Ralph hesitated. ‘Why do you want to know?’

‘Why, are you not allowed to tell me?’

‘This is a new area.’

I went on, ‘In bed, I was aware of these twinges, or sensations. There were times in my Oldbody life, particularly as I got older, or when I was meditating, when I felt that the limits of my mind and body had been extended. I felt, almost mystically, part of others, an “outgrowth of the One”.’

‘Really?’

‘This is different. It’s as if I have a ghost or shadow-soul inside me. I can feel things, perhaps memories, of the man who was here first. Perhaps the physical body has a soul. There’s a phrase of Freud’s that might apply here: the bodily ego, he calls it, I think.’

‘Isn’t it a little late for this? I’m an actor, not a mystic.’

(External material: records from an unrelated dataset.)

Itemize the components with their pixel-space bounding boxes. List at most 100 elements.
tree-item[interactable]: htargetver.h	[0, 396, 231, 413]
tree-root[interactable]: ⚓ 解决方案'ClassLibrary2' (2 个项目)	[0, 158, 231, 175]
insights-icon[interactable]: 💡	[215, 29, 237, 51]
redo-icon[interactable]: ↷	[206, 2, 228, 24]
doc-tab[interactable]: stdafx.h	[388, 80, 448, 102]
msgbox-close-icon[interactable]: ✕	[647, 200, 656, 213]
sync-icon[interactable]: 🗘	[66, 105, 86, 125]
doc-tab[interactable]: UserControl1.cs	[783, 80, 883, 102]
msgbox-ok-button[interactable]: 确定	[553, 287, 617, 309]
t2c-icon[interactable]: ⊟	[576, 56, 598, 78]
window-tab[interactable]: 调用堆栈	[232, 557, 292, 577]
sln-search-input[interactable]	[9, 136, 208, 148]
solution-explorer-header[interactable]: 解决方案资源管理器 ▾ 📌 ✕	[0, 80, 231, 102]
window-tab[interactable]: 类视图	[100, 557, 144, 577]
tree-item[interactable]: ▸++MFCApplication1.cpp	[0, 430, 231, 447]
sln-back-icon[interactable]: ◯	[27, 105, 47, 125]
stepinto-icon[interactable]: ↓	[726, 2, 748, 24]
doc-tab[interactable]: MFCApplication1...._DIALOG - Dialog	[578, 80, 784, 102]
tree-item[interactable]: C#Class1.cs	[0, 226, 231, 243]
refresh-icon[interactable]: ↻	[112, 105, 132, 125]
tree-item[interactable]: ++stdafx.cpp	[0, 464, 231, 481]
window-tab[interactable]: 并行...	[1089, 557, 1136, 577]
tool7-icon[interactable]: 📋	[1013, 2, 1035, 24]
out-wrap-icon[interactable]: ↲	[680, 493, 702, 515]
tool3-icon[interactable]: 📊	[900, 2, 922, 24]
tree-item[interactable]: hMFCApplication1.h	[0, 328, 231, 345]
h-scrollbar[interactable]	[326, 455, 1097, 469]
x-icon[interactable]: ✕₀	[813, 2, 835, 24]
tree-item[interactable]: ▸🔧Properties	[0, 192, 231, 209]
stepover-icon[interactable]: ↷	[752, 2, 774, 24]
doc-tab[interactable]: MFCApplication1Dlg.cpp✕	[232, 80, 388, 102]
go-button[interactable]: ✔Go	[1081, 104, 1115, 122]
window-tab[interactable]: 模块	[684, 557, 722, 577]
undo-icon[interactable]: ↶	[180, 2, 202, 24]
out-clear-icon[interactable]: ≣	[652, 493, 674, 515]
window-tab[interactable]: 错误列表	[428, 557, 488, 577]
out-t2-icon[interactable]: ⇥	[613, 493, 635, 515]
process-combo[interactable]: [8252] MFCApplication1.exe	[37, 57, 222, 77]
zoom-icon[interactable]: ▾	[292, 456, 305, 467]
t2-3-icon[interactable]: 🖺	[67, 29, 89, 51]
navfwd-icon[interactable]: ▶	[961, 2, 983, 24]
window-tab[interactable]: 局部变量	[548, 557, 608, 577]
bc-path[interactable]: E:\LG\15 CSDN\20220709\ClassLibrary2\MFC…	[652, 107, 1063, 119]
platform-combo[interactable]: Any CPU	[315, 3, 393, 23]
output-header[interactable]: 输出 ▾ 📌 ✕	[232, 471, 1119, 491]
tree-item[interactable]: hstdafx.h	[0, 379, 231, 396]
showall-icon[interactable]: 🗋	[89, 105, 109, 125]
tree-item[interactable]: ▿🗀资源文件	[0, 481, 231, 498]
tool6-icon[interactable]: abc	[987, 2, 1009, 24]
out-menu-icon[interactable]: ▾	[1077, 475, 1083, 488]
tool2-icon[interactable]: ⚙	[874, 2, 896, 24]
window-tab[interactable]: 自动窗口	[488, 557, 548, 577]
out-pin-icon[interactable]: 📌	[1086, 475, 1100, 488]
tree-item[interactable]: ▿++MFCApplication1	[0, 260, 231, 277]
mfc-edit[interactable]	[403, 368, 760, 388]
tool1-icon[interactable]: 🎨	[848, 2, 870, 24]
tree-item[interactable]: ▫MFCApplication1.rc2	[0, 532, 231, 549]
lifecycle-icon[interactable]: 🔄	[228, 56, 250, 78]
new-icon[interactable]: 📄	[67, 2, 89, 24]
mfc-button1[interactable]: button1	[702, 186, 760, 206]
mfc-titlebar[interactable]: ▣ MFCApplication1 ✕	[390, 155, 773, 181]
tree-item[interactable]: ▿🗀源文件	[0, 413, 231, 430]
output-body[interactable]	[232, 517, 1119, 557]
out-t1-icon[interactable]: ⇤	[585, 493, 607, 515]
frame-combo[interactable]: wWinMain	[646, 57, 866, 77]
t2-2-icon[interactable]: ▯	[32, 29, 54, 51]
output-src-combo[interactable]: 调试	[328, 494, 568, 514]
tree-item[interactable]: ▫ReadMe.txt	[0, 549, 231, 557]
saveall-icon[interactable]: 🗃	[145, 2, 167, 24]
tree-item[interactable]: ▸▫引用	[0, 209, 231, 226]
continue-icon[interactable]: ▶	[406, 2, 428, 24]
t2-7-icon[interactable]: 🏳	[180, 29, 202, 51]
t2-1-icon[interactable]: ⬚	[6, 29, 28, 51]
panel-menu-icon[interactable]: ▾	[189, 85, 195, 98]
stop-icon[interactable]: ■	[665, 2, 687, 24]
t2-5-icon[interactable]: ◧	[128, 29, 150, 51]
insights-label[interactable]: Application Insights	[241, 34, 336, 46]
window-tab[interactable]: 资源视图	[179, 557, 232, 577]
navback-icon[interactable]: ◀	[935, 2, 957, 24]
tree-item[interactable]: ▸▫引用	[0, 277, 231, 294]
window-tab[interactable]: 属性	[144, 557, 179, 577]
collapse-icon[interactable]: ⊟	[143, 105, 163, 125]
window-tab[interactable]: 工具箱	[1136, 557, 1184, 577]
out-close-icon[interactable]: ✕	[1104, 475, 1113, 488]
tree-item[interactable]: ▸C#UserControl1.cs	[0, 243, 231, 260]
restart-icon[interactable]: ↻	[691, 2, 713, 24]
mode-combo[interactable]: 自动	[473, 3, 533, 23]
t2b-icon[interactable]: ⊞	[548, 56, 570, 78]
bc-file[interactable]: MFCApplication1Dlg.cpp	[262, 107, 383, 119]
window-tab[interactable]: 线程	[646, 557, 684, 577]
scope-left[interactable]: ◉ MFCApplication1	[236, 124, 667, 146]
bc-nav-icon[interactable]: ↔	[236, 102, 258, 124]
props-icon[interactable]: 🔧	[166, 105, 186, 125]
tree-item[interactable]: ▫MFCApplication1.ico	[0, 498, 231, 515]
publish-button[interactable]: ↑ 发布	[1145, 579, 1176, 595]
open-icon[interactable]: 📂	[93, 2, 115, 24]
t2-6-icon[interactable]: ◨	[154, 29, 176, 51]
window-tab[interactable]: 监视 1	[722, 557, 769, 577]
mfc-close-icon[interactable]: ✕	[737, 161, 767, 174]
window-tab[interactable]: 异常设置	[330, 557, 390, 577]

I noticed a lack of respect in Ralph. I was a puling twenty-five-year-old rather than a distinguished author. It hadn’t taken long before I was confronted with the losses involved in gaining prolonged youth.

I said, ‘I need to know more about my body. It was Mark’s face they were seeing when they looked at me. It was his childhood experience they were partly taking in, not yours or mine.’

‘You want to know why he snuffed himself out? I’m telling you, Leo, face it, this is the truth and you know it already. Your guy’s going to have died in some grisly fashion.’

‘What sort of thing are we talking about?’

‘If he’s young, it’s not going to be pleasant. No young death is a relief. The whole world works by exploitation. We all know the clothes we wear, the food, it’s packed by Third World peasants.’

‘Ralph, I am not just wearing this guy’s shoes.’

‘He was definitely “obscure”, your man. There’s no way I’m going to let them give you shoddy goods. Anyway, it’s impossible, at the moment, to just go and kill someone for their body. Their family, the police, the press, everyone’s going to be looking for them. The body has to be “cleared”, and then it has to be prepared for new use by a doctor who knows what he is doing. It’s a long and complicated process. You can’t just plug your brain into any skull, thank Christ. Imagine what a freak show we’d have then.’

‘If he’s been “cleared”, I think that at least you should tell me what you know,’ I said. ‘I presume he was homosexual.’

‘Why else would he be in such good shape? Most hets, apart from actors, have the bodies of corpses. You object to homosexuality?’

‘Not in principle, and not yet. I haven’t had time to take it in. I’m at the beginning here. I need to know what all this might mean.’

Ralph said, ‘As far as I know, he was nutty but not druggy. A suicide, I think, by carbon monoxide poisoning. They had to fix up his lungs. I looked into it, for you. Adam – Leo, I mean. I asked them to give you the best. Some of those women were in great shape.’

‘I told you, I’m not ready to be a woman. I’m not even used to being a man.’

‘That was your choice, then. Your man had something like clinical depression. Obviously a lot of young people suffer from it. They can’t get the help they need. Even in the long run they don’t come round. Antidepressants, therapy, all that, it never works. They’re never going to be doers and getters like us, man. Better to be rid of them altogether and let the healthy ones live.’

‘Live in the bodies of the discarded, you mean? The neglected, the failures?’

‘Right.’

‘I see what you’re getting at. “Mark” might have suffered in his mind. He might not have lived a “successful” life, but his friends seemed to like him. His mother would like to see him.’

‘What are you saying?’

‘What if I –’

‘Don’t think about pulling that kind of stunt in front of his mother,’ he said. ‘She’d go mad if you walked in there with that face on. His whole family! They’d think they’d seen a fucking ghost!’